Background: Little is known about the development of psychopathology in patients with congenital heart disease (ConHD) from adolescence into adulthood. In this study, the course of psychopathology in a cohort of ConHD adults, who received their first heart surgery in childhood, was determined longitudinally over a 10-year-period.
Methods: At both the first (1989-1991) and second (2000-2001) follow-up, patients (n=251, aged 20-32 years) completed questionnaires during a psychological examination. Parallel instruments were used to measure psychopathology in adolescence and adulthood.
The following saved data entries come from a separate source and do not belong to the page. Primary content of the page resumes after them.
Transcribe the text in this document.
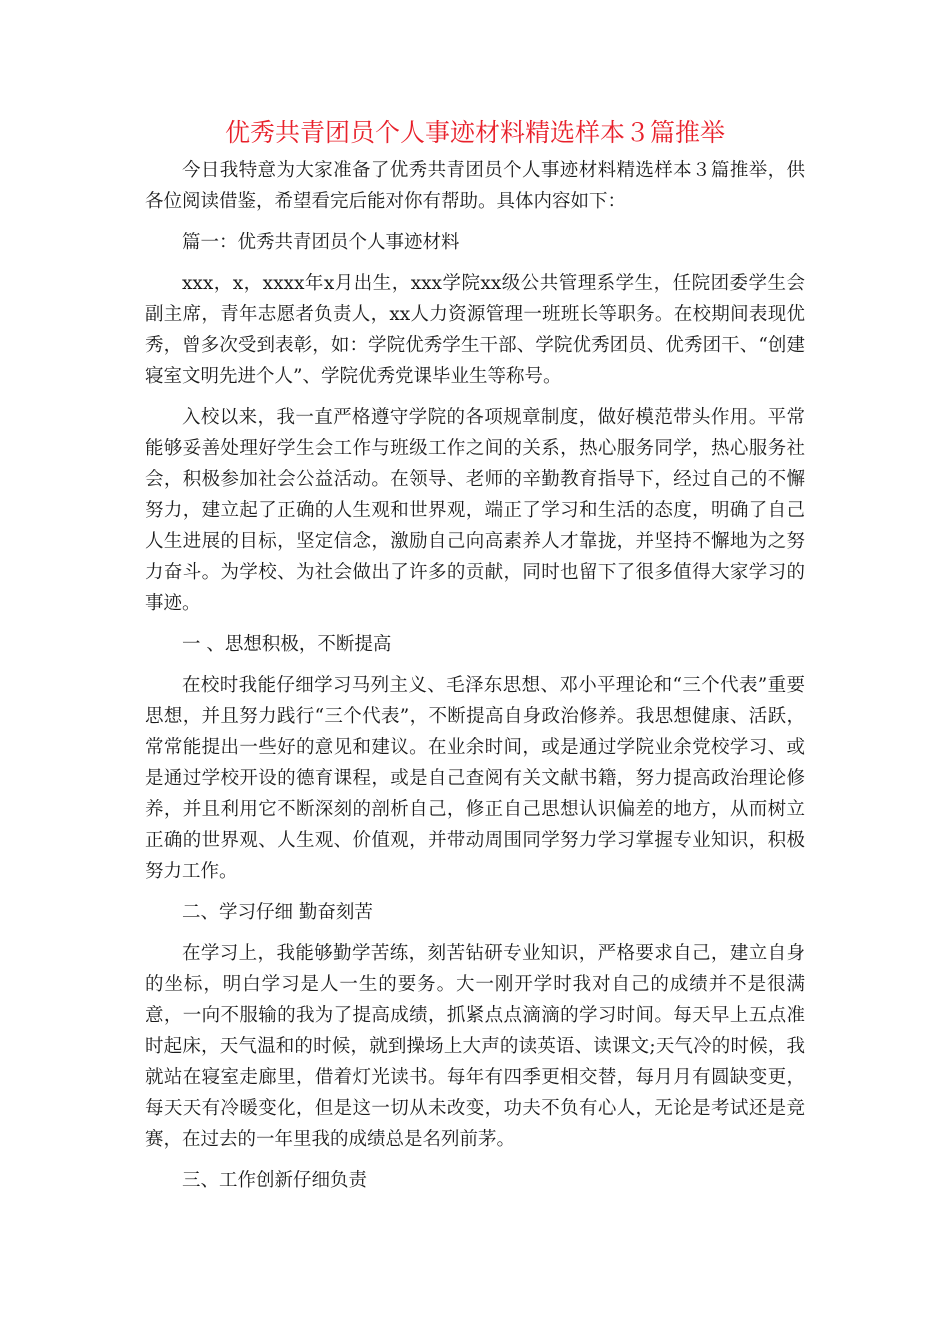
优秀共青团员个人事迹材料精选样本３篇推举

今日我特意为大家准备了优秀共青团员个人事迹材料精选样本３篇推举，供各位阅读借鉴，希望看完后能对你有帮助。具体内容如下：

篇一：优秀共青团员个人事迹材料

xxx，x，xxxx年x月出生，xxx学院xx级公共管理系学生，任院团委学生会副主席，青年志愿者负责人，xx人力资源管理一班班长等职务。在校期间表现优秀，曾多次受到表彰，如：学院优秀学生干部、学院优秀团员、优秀团干、“创建寝室文明先进个人”、学院优秀党课毕业生等称号。

入校以来，我一直严格遵守学院的各项规章制度，做好模范带头作用。平常能够妥善处理好学生会工作与班级工作之间的关系，热心服务同学，热心服务社会，积极参加社会公益活动。在领导、老师的辛勤教育指导下，经过自己的不懈努力，建立起了正确的人生观和世界观，端正了学习和生活的态度，明确了自己人生进展的目标，坚定信念，激励自己向高素养人才靠拢，并坚持不懈地为之努力奋斗。为学校、为社会做出了许多的贡献，同时也留下了很多值得大家学习的事迹。

一 、思想积极，不断提高

在校时我能仔细学习马列主义、毛泽东思想、邓小平理论和“三个代表”重要思想，并且努力践行“三个代表”，不断提高自身政治修养。我思想健康、活跃，常常能提出一些好的意见和建议。在业余时间，或是通过学院业余党校学习、或是通过学校开设的德育课程，或是自己查阅有关文献书籍，努力提高政治理论修养，并且利用它不断深刻的剖析自己，修正自己思想认识偏差的地方，从而树立正确的世界观、人生观、价值观，并带动周围同学努力学习掌握专业知识，积极努力工作。

二、学习仔细 勤奋刻苦

在学习上，我能够勤学苦练，刻苦钻研专业知识，严格要求自己，建立自身的坐标，明白学习是人一生的要务。大一刚开学时我对自己的成绩并不是很满意，一向不服输的我为了提高成绩，抓紧点点滴滴的学习时间。每天早上五点准时起床，天气温和的时候，就到操场上大声的读英语、读课文;天气冷的时候，我就站在寝室走廊里，借着灯光读书。每年有四季更相交替，每月月有圆缺变更，每天天有冷暖变化，但是这一切从未改变，功夫不负有心人，无论是考试还是竞赛，在过去的一年里我的成绩总是名列前茅。

三、工作创新仔细负责
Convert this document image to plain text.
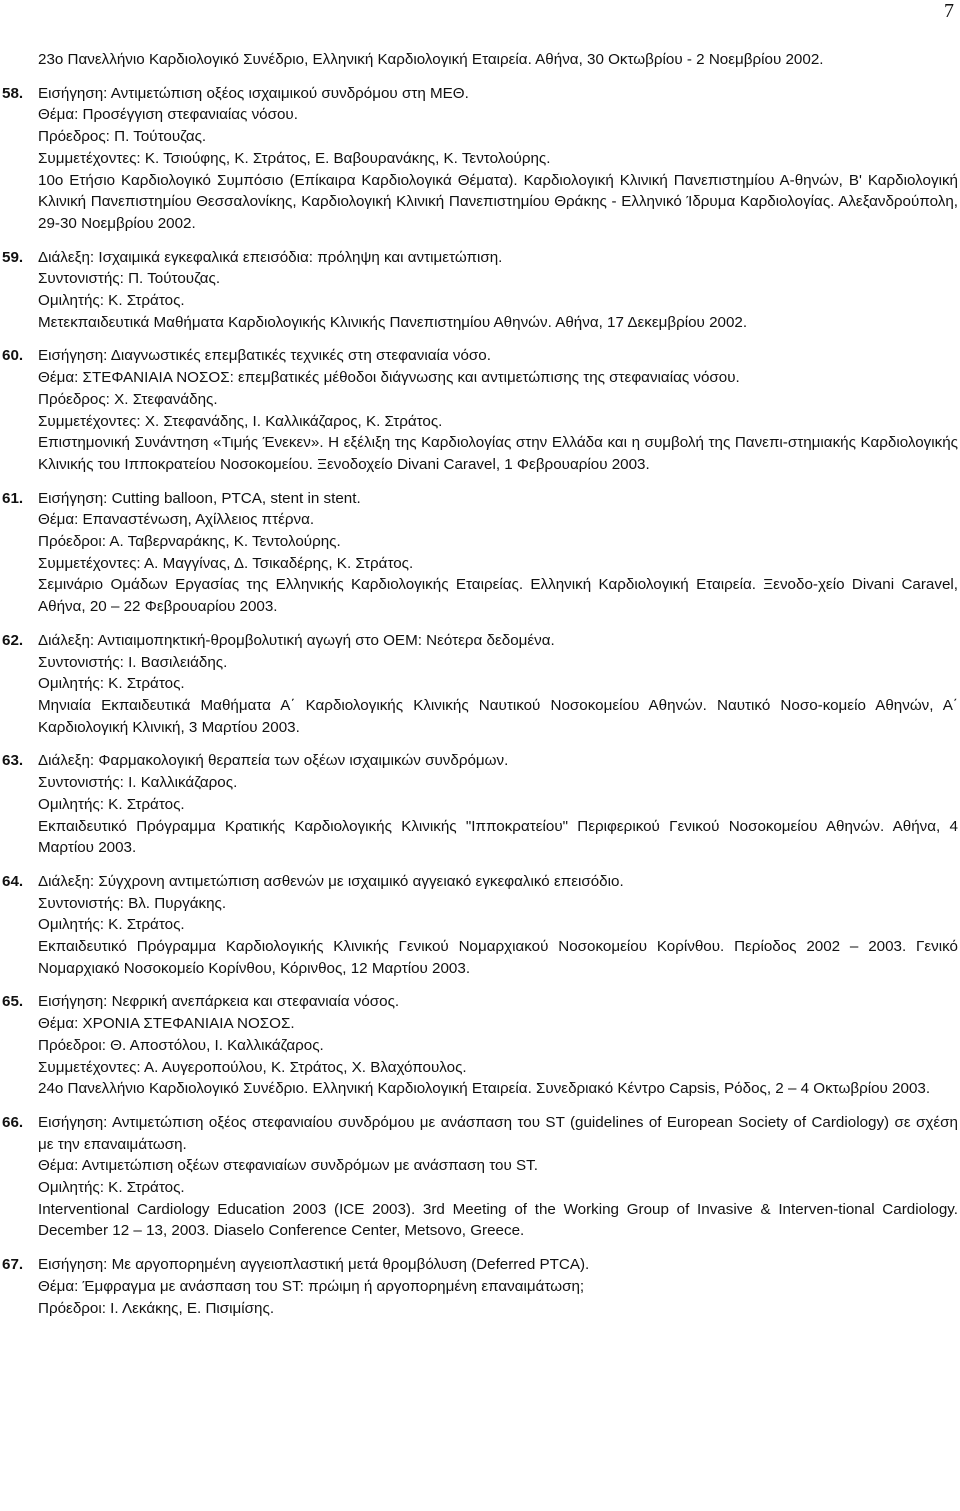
7
23ο Πανελλήνιο Καρδιολογικό Συνέδριο, Ελληνική Καρδιολογική Εταιρεία. Αθήνα, 30 Οκτωβρίου - 2 Νοεμβρίου 2002.
58. Εισήγηση: Αντιμετώπιση οξέος ισχαιμικού συνδρόμου στη ΜΕΘ.
Θέμα: Προσέγγιση στεφανιαίας νόσου.
Πρόεδρος: Π. Τούτουζας.
Συμμετέχοντες: Κ. Τσιούφης, Κ. Στράτος, Ε. Βαβουρανάκης, Κ. Τεντολούρης.
10ο Ετήσιο Καρδιολογικό Συμπόσιο (Επίκαιρα Καρδιολογικά Θέματα). Καρδιολογική Κλινική Πανεπιστημίου Α-θηνών, Β' Καρδιολογική Κλινική Πανεπιστημίου Θεσσαλονίκης, Καρδιολογική Κλινική Πανεπιστημίου Θράκης - Ελληνικό Ίδρυμα Καρδιολογίας. Αλεξανδρούπολη, 29-30 Νοεμβρίου 2002.
59. Διάλεξη: Ισχαιμικά εγκεφαλικά επεισόδια: πρόληψη και αντιμετώπιση.
Συντονιστής: Π. Τούτουζας.
Ομιλητής: Κ. Στράτος.
Μετεκπαιδευτικά Μαθήματα Καρδιολογικής Κλινικής Πανεπιστημίου Αθηνών. Αθήνα, 17 Δεκεμβρίου 2002.
60. Εισήγηση: Διαγνωστικές επεμβατικές τεχνικές στη στεφανιαία νόσο.
Θέμα: ΣΤΕΦΑΝΙΑΙΑ ΝΟΣΟΣ: επεμβατικές μέθοδοι διάγνωσης και αντιμετώπισης της στεφανιαίας νόσου.
Πρόεδρος: Χ. Στεφανάδης.
Συμμετέχοντες: Χ. Στεφανάδης, Ι. Καλλικάζαρος, Κ. Στράτος.
Επιστημονική Συνάντηση «Τιμής Ένεκεν». Η εξέλιξη της Καρδιολογίας στην Ελλάδα και η συμβολή της Πανεπι-στημιακής Καρδιολογικής Κλινικής του Ιπποκρατείου Νοσοκομείου. Ξενοδοχείο Divani Caravel, 1 Φεβρουαρίου 2003.
61. Εισήγηση: Cutting balloon, PTCA, stent in stent.
Θέμα: Επαναστένωση, Αχίλλειος πτέρνα.
Πρόεδροι: Α. Ταβερναράκης, Κ. Τεντολούρης.
Συμμετέχοντες: Α. Μαγγίνας, Δ. Τσικαδέρης, Κ. Στράτος.
Σεμινάριο Ομάδων Εργασίας της Ελληνικής Καρδιολογικής Εταιρείας. Ελληνική Καρδιολογική Εταιρεία. Ξενοδο-χείο Divani Caravel, Αθήνα, 20 – 22 Φεβρουαρίου 2003.
62. Διάλεξη: Αντιαιμοπηκτική-θρομβολυτική αγωγή στο ΟΕΜ: Νεότερα δεδομένα.
Συντονιστής: Ι. Βασιλειάδης.
Ομιλητής: Κ. Στράτος.
Μηνιαία Εκπαιδευτικά Μαθήματα Α΄ Καρδιολογικής Κλινικής Ναυτικού Νοσοκομείου Αθηνών. Ναυτικό Νοσο-κομείο Αθηνών, Α΄ Καρδιολογική Κλινική, 3 Μαρτίου 2003.
63. Διάλεξη: Φαρμακολογική θεραπεία των οξέων ισχαιμικών συνδρόμων.
Συντονιστής: Ι. Καλλικάζαρος.
Ομιλητής: Κ. Στράτος.
Εκπαιδευτικό Πρόγραμμα Κρατικής Καρδιολογικής Κλινικής "Ιπποκρατείου" Περιφερικού Γενικού Νοσοκομείου Αθηνών. Αθήνα, 4 Μαρτίου 2003.
64. Διάλεξη: Σύγχρονη αντιμετώπιση ασθενών με ισχαιμικό αγγειακό εγκεφαλικό επεισόδιο.
Συντονιστής: Βλ. Πυργάκης.
Ομιλητής: Κ. Στράτος.
Εκπαιδευτικό Πρόγραμμα Καρδιολογικής Κλινικής Γενικού Νομαρχιακού Νοσοκομείου Κορίνθου. Περίοδος 2002 – 2003. Γενικό Νομαρχιακό Νοσοκομείο Κορίνθου, Κόρινθος, 12 Μαρτίου 2003.
65. Εισήγηση: Νεφρική ανεπάρκεια και στεφανιαία νόσος.
Θέμα: ΧΡΟΝΙΑ ΣΤΕΦΑΝΙΑΙΑ ΝΟΣΟΣ.
Πρόεδροι: Θ. Αποστόλου, Ι. Καλλικάζαρος.
Συμμετέχοντες: Α. Αυγεροπούλου, Κ. Στράτος, Χ. Βλαχόπουλος.
24ο Πανελλήνιο Καρδιολογικό Συνέδριο. Ελληνική Καρδιολογική Εταιρεία. Συνεδριακό Κέντρο Capsis, Ρόδος, 2 – 4 Οκτωβρίου 2003.
66. Εισήγηση: Αντιμετώπιση οξέος στεφανιαίου συνδρόμου με ανάσπαση του ST (guidelines of European Society of Cardiology) σε σχέση με την επαναιμάτωση.
Θέμα: Αντιμετώπιση οξέων στεφανιαίων συνδρόμων με ανάσπαση του ST.
Ομιλητής: Κ. Στράτος.
Interventional Cardiology Education 2003 (ICE 2003). 3rd Meeting of the Working Group of Invasive & Interven-tional Cardiology. December 12 – 13, 2003. Diaselo Conference Center, Metsovo, Greece.
67. Εισήγηση: Με αργοπορημένη αγγειοπλαστική μετά θρομβόλυση (Deferred PTCA).
Θέμα: Έμφραγμα με ανάσπαση του ST: πρώιμη ή αργοπορημένη επαναιμάτωση;
Πρόεδροι: Ι. Λεκάκης, Ε. Πισιμίσης.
Results: Young ConHD female patients showed higher levels of psychopathology compared to the reference group. Larger differences in psychopathology were found between younger (20-27 years) and older (28-32 years) patients compared to the reference group; the younger patients showed more psychopathology than the older patients. Also, larger differences in psychopathology were found between male and female patients compared to the reference group; female patients showed more psychopathology than male patients. Parents and partners of patients evaluated the patients' behavior as more deviant from the norm than patients themselves. There was a stronger decline of psychopathology in ConHD patients with increasing age compared to reference groups. Female and younger patients showed more variability in trajectories of psychopathology than did male and older patients.
Conclusions: Assessment and treatment of psychopathology at a younger age is highly desirable in ConHD patients. Young adult ConHD female patients deserve special attention since they might be hampered by disease-specific uncertainties.